Bastián frunció el entrecejo.

El niño al teléfono le llamó “señorita” a Karla, así que ese “mamá” de hace rato debió ser para la mujer que estaba del otro lado. ¿Será que se equivocó al sospechar?

Karla, con el celular todavía en mano, sintió cómo se le aflojaba el cuerpo de puro alivio. Miró a Bastián y le soltó:

—Si todavía dudas, puedes ir a averiguar tú mismo.

Bastián guardó silencio. Karla alcanzó a notar de inmediato cómo el ambiente a su alrededor se volvió tenso y distante, casi podía sentir la onda helada que despedía él.

En el fondo, Karla agradeció que tuvieran tan buena sincronía. Si alguno de los niños se hubiera equivocado, seguro Bastián descubriría todo en ese mismo instante.

...

Al otro lado, los tres pequeños y Úrsula también soltaron el aire que llevaban guardando.

Karla se había tardado tanto en volver, luego contestó el teléfono y se quedó muda, y de repente colgó sin decir nada. Seguro algo malo había pasado. Así que cuando volvió a sonar el celular, Úrsula fue cautelosa y probó suerte con una frase de prueba.

Tal como imaginaban, de verdad algo estaba mal.

—Madrina, Nora está preocupada por mamá. ¿Será que el papá malo se la llevó?

A Úrsula se le notaba la preocupación en la cara. Era clarísimo: Karla solo ocultaba la existencia de los niños cuando se topaba con Bastián.

Así que Karla debía estar con Bastián en ese momento.

—Voy a rescatar a mamá —Ramón apretó los labios, se veía decidido. Agarró su mochilita y se dirigió hacia la puerta.

—Yo también voy —Nora lo siguió de inmediato, con una determinación sorprendente para su tamaño.

Úrsula los agarró a ambos, uno con cada mano, y los trajo de regreso.

—¿A dónde creen que van? No pueden salir. Lo que más teme su mamá es que los descubran. ¿Quieren que los encuentren?

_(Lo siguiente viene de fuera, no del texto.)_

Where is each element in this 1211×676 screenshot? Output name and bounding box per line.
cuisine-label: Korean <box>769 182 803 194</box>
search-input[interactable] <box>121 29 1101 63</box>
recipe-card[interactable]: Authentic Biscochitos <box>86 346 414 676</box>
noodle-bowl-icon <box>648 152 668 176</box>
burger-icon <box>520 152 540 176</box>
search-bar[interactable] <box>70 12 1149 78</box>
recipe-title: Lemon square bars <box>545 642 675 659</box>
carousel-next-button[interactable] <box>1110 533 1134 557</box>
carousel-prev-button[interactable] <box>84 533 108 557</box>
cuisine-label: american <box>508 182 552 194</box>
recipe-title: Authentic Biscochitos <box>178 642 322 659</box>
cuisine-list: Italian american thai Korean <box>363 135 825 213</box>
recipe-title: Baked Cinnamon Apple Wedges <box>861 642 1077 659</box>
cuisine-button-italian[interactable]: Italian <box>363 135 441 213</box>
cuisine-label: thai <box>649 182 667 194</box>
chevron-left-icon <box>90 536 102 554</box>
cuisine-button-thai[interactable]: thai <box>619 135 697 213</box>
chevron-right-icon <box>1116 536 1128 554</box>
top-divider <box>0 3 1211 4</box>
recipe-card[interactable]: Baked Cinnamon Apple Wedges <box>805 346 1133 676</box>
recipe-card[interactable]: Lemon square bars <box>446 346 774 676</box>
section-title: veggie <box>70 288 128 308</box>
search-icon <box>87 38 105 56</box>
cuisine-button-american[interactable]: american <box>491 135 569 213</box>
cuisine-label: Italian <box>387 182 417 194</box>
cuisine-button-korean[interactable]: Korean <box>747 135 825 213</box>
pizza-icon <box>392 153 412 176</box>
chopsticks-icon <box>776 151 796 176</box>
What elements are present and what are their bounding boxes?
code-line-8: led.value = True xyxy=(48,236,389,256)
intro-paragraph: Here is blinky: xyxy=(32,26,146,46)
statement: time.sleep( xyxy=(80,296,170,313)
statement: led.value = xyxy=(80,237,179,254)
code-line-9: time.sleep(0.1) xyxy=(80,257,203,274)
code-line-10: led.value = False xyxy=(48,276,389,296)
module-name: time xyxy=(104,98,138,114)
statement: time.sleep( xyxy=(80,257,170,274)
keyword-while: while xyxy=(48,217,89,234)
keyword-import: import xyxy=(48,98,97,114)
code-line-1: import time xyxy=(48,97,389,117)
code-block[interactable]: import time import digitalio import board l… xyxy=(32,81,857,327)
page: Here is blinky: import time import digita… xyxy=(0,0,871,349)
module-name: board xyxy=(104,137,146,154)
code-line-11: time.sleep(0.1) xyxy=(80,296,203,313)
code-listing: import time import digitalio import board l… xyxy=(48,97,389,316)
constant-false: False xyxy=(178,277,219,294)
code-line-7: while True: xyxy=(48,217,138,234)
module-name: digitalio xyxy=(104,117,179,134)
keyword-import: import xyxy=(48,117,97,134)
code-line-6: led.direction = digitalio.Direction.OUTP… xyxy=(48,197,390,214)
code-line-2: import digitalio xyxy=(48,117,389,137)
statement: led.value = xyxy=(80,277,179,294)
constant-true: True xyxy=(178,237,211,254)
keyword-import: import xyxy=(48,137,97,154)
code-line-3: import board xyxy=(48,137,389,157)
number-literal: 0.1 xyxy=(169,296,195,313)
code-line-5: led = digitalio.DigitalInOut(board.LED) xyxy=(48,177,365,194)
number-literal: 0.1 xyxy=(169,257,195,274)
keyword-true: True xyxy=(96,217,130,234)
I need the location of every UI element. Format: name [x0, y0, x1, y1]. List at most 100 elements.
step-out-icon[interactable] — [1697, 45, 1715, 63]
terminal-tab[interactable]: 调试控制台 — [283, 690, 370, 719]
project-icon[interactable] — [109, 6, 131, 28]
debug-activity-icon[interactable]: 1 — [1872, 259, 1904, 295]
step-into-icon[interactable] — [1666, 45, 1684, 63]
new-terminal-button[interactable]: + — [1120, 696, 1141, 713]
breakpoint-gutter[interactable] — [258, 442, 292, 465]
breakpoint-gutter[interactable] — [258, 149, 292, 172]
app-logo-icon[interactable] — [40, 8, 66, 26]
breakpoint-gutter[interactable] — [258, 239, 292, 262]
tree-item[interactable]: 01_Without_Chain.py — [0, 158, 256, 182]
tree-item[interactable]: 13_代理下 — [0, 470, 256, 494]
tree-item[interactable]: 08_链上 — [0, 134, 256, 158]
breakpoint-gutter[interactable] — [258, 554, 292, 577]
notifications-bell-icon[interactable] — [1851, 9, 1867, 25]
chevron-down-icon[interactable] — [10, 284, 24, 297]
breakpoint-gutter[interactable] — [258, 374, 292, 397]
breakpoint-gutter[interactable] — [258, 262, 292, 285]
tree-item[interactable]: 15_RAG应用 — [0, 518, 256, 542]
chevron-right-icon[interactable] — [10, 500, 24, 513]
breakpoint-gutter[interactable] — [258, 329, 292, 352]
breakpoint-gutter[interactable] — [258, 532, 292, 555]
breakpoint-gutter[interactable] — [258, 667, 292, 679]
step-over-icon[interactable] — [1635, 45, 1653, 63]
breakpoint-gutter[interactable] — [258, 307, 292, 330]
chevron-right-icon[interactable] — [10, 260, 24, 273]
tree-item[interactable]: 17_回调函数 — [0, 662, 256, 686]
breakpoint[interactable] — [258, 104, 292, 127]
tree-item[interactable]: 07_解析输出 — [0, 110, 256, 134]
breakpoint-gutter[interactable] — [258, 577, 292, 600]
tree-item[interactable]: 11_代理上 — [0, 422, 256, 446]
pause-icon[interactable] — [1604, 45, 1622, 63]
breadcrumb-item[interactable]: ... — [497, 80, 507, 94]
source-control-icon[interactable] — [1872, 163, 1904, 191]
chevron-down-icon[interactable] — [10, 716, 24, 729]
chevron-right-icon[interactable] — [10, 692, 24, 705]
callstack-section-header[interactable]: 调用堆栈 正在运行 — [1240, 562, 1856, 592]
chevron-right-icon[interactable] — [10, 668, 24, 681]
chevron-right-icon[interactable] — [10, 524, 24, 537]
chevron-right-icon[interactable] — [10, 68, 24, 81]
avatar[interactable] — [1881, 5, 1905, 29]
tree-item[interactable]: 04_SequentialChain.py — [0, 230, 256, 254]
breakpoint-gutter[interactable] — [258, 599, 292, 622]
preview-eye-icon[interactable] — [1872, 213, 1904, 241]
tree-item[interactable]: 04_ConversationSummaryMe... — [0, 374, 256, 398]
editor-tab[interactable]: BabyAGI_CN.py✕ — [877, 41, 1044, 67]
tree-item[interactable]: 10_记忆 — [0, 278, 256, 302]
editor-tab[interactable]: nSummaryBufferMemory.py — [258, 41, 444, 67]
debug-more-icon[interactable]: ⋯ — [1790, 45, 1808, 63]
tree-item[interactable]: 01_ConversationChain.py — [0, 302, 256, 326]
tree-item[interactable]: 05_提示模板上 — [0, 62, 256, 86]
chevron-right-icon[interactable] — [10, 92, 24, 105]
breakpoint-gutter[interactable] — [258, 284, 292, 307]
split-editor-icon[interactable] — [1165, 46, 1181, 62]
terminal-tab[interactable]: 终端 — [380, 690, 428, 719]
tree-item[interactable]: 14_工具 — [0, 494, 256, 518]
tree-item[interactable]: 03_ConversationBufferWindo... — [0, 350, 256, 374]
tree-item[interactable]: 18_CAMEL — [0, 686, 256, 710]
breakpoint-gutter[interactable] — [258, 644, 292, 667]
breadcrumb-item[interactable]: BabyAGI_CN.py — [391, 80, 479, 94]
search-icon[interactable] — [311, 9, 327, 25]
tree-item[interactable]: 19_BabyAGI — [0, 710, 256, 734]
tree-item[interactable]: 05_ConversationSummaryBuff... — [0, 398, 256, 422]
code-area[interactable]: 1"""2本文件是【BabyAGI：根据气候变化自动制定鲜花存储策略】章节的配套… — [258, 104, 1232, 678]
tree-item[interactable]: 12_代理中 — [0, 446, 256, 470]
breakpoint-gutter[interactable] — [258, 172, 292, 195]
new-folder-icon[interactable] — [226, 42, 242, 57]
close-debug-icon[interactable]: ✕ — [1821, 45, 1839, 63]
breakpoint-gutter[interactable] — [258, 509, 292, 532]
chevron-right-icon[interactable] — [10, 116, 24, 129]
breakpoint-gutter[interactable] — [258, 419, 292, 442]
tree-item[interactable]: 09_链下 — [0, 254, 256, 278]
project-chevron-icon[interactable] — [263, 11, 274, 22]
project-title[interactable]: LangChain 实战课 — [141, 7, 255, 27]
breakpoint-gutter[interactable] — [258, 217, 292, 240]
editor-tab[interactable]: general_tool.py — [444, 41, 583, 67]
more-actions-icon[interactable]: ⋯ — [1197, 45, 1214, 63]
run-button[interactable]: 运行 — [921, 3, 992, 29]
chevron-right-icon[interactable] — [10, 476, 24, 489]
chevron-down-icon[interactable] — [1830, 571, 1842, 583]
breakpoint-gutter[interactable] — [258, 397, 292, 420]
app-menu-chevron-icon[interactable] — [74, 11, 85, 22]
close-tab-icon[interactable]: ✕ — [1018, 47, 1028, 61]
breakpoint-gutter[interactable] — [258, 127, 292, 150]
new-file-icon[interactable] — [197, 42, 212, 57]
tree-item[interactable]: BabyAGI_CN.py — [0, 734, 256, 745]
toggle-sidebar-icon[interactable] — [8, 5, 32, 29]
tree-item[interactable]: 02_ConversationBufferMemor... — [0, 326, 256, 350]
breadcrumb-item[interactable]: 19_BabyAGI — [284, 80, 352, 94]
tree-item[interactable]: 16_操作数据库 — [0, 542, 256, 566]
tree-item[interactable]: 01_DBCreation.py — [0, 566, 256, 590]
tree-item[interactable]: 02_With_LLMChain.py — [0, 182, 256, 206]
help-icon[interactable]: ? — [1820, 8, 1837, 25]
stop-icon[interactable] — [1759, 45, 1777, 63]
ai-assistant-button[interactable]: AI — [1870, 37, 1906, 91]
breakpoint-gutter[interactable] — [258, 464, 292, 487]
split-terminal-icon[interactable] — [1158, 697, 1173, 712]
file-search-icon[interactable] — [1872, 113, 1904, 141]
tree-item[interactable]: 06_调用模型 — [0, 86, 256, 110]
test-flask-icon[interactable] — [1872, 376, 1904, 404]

—Pero mamá está en peligro con ese papá malo —Nora estaba a punto de explotar de la angustia.

—Confíen en la madrina. Su mamá ahora mismo no corre peligro. Bastián no le haría nada. Mientras ustedes no se dejen ver, ella puede estar tranquila.

—Pero Nora está preocupada por mamá —los ojos de Nora se pusieron rojos, y ya estaban a punto de brotarle las lágrimas.

Úrsula se apresuró a consolarla:

Los tres niños, obedientes, regresaron a su habitación y se metieron a sus camitas sin protestar.

Úrsula por fin pudo suspirar, cerró la puerta suavemente y sacó su celular para intentar marcarle a Karla. Quería preguntar qué estaba pasando y asegurarse de que todo estuvieran bien.

Pero el celular de Karla ya no entraba.

La preocupación la invadió, pero no podía hacer nada más. Sabía bien que lo que más temía Karla era que descubrieran a los niños, así que su única responsabilidad era cuidarlos.

Apagó la luz de la sala y se fue a su cuarto.

...

Media hora después.

En la oscuridad de la casa.

Todo estaba en silencio.

Una silueta pequeña se deslizó fuera de su habitación, tanteando en la penumbra, y sin hacer el menor ruido, abrió la puerta principal.

La criaturita se escabulló por la rendija de la puerta, y ya afuera, cerró despacito para que nadie notara nada. Al sentirse libre, encendió la linterna con alivio.

Al frente, dos figuras más se voltearon de golpe.